Guy Warren Death: Oldest working artist and former Archibald winner Has Died at 103
Guy Warren Death: Oldest working artist and former Archibald winner Has Died at 103

Guy Warren Death: Oldest Working Artist and Former Archibald Winner Has Died at 103

Australia’s oldest working artist and former Archibald winner Guy Warren has died overnight at the age of 103. “We are saddened to hear of the passing of Guy Warren this morning,” King Street Gallery, the Sydney gallery that represents him announced on Instagram.

Who was Guy Warren ?

Guy Wilkie Warren AM was an Australian painter who won the Archibald Prize in 1985 with Flugelman with Wingman. His works have also been exhibited as finalists in the Dobell Prize and he received the Trustees Watercolour Award at the Wynne Prize in 1980. He turned 100 in 2021.

King Street Gallery, the Sydney gallery that represents him announced on Instagram

“A consummate painter, educator, humanist and lover of life, Guy’s work expressed the beauty and depth of an artist imbued with a visionary aesthetic,” it said.

“He was kind, nurturing, funny and incredibly knowledgeable – with a strong desire to share his love of art and the surrounding world with others.

“Guy will be greatly missed and remembered in the art world. Our thoughts are with his two children, Paul and Joanna, about whom Guy said, ‘they are the best thing I ever made’,” the post said.

Artistic Career

At the end of World War II, Warren undertook art training at the National Art School. During this time, Warren met other veteran artists who had also served in World War II, and who took advantage of the Commonwealth’s post war training scheme. On completing this program, Warren travelled to England to pursue landscape painting where a chance meeting with a young veteran and naturalist, Sir David Attenborough, provided the opportunity to continue his passion for the jungle through photos Sir David provided from his own travels to New Guinea.

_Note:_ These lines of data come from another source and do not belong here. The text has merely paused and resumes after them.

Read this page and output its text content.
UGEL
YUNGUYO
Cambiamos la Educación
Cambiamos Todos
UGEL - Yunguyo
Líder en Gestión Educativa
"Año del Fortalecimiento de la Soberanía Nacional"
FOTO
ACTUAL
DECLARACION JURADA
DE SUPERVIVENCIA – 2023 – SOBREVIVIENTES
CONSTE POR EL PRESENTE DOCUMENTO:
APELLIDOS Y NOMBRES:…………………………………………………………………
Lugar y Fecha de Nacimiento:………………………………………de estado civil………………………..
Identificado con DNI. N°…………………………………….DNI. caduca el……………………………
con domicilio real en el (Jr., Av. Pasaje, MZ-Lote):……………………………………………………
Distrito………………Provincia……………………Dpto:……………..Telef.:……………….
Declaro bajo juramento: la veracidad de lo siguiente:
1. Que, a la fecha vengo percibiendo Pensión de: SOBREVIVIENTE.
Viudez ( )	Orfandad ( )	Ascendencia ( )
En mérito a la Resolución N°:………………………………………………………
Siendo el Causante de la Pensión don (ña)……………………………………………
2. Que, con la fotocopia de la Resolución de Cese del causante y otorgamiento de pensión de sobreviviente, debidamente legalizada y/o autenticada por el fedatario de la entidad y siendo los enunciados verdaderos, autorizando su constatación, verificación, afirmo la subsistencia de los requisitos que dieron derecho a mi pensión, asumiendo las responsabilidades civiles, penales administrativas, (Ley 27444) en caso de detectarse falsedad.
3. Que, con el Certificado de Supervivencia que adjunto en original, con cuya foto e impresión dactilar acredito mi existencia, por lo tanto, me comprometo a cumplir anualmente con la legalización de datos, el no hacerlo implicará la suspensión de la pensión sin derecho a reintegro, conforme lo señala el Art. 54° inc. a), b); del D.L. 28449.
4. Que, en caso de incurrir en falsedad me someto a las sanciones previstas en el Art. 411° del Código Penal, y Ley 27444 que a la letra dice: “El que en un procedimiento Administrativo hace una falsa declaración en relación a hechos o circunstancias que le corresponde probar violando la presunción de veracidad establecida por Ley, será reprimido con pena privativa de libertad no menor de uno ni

Warren has been the subject of numerous solo exhibitions. In 2016, the S. H. Ervin Gallery held Genesis of a painter: Guy Warren at 95, which focussed on works from the 1950s and 60s together with works painted late in his life. The intention of the exhibition was to show Warren’s “enduring imagery of the relationship between the figure and background”. At least two exhibitions were held at the time of his hundredth birthday, From the Mountain to the Sky, held by the National Art School; and Hills and Wings: A Celebration of Guy Warren and his Work, at the University of Wollongong, where he was previously the director of the University’s art collection.

Guy as a military (Military service)

Warren (Service number NX110908) served in the Australian Army during World War II from 15 May 1941 until 3 April 1946. During his service outside Australia in New Guinea and Bougainville Island with the 136 Advance Supply Depot he rose to the rank of Staff Sergeant.

Many of Warren’s creative influences can be traced to his Army service. An experience of the jungle at Canungra in southeast Queensland, which was reinforced during his service in New Guinea became a constant theme throughout his career.